From the blog Contract Series Week 3: Tips to Protect Your Business
Throughout this series of posts, we’re sharing pointers to protect your company in payment processing terms and contracts. In this week’s edition, we hope you find the information valuable to your business. If you’d like additional information on these blogs, please contact us by clicking here.
Tip 3: Understand bundle rate pricing.
Many payment processing providers strategically combine various fees into bundled rates to make it easier for sales associates to market their services.
These bundled rates create a lack of transparency in the actual costs incurred and typically result in excessive fees for business owners due to detail terms that often allow up-charging for nebulous qualifications set by the sales channel.
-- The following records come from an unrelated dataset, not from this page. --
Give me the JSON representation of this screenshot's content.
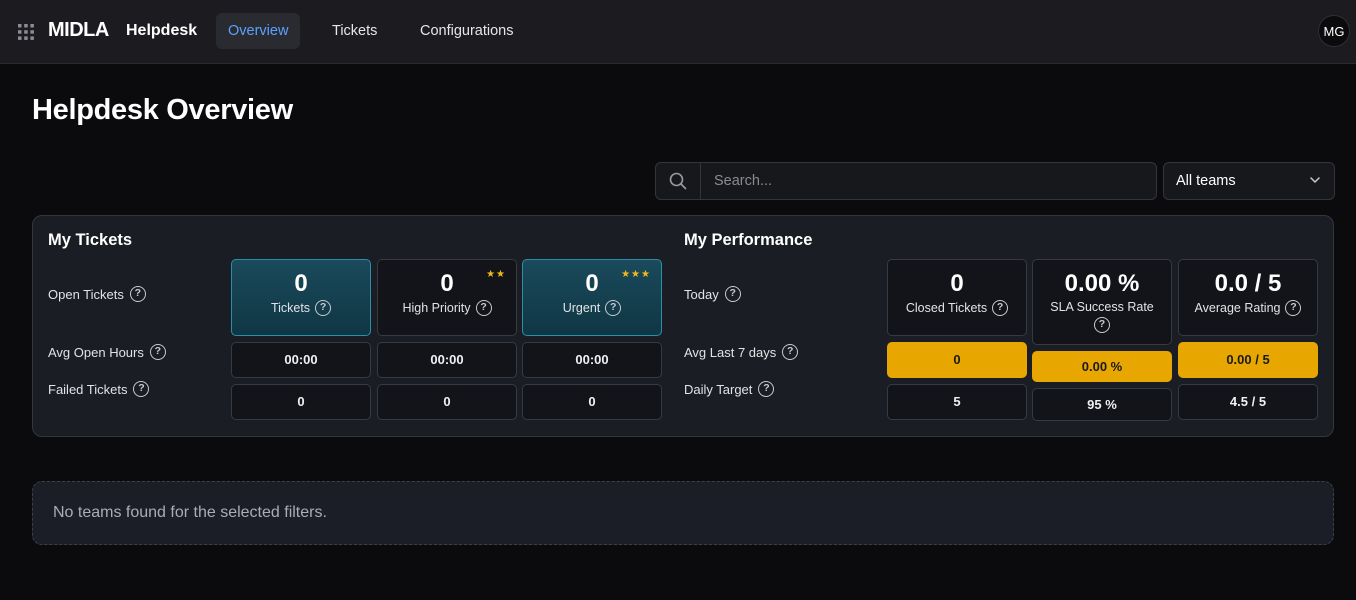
{
  "header": {
    "brand": "MIDLA",
    "module": "Helpdesk",
    "nav": [
      {
        "label": "Overview",
        "active": true
      },
      {
        "label": "Tickets",
        "active": false
      },
      {
        "label": "Configurations",
        "active": false
      }
    ],
    "user_initials": "MG"
  },
  "page": {
    "title": "Helpdesk Overview"
  },
  "filters": {
    "search_placeholder": "Search...",
    "team_selected": "All teams"
  },
  "my_tickets": {
    "title": "My Tickets",
    "row_labels": {
      "open": "Open Tickets",
      "avg_hours": "Avg Open Hours",
      "failed": "Failed Tickets"
    },
    "columns": [
      {
        "value": "0",
        "caption": "Tickets",
        "stars": "",
        "highlight": true,
        "avg_open_hours": "00:00",
        "failed": "0"
      },
      {
        "value": "0",
        "caption": "High Priority",
        "stars": "★★",
        "highlight": false,
        "avg_open_hours": "00:00",
        "failed": "0"
      },
      {
        "value": "0",
        "caption": "Urgent",
        "stars": "★★★",
        "highlight": true,
        "avg_open_hours": "00:00",
        "failed": "0"
      }
    ]
  },
  "my_performance": {
    "title": "My Performance",
    "row_labels": {
      "today": "Today",
      "avg_7_days": "Avg Last 7 days",
      "daily_target": "Daily Target"
    },
    "columns": [
      {
        "value": "0",
        "caption": "Closed Tickets",
        "avg_7_days": "0",
        "daily_target": "5"
      },
      {
        "value": "0.00 %",
        "caption": "SLA Success Rate",
        "avg_7_days": "0.00 %",
        "daily_target": "95 %"
      },
      {
        "value": "0.0 / 5",
        "caption": "Average Rating",
        "avg_7_days": "0.00 / 5",
        "daily_target": "4.5 / 5"
      }
    ]
  },
  "empty_state": {
    "message": "No teams found for the selected filters."
  },
  "colors": {
    "accent": "#5aa2ff",
    "highlight_teal": "#1a4a5c",
    "gold": "#e8a700",
    "star": "#f5b81a"
  }
}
Often these bundled rates are sold as “qualified, mid or non-qualified,” or “Tier 1, 2 or 3.” Talus Pay, strongly discourages agreeing to a bundled fee structure. Instead, we point our clients to true cost-plus or Interchange-plus programs that are more transparent and easier to compare. Interchange fees are paid to the card brand (Visa, Mastercard, Amex, etc.), and an interchange-plus program passes through interchange at cost, clearly delineating it on the monthly merchant statements, in detail. The visibility allows interchange to be monitored and optimized; any markup above interchange is separated out and shown on its own.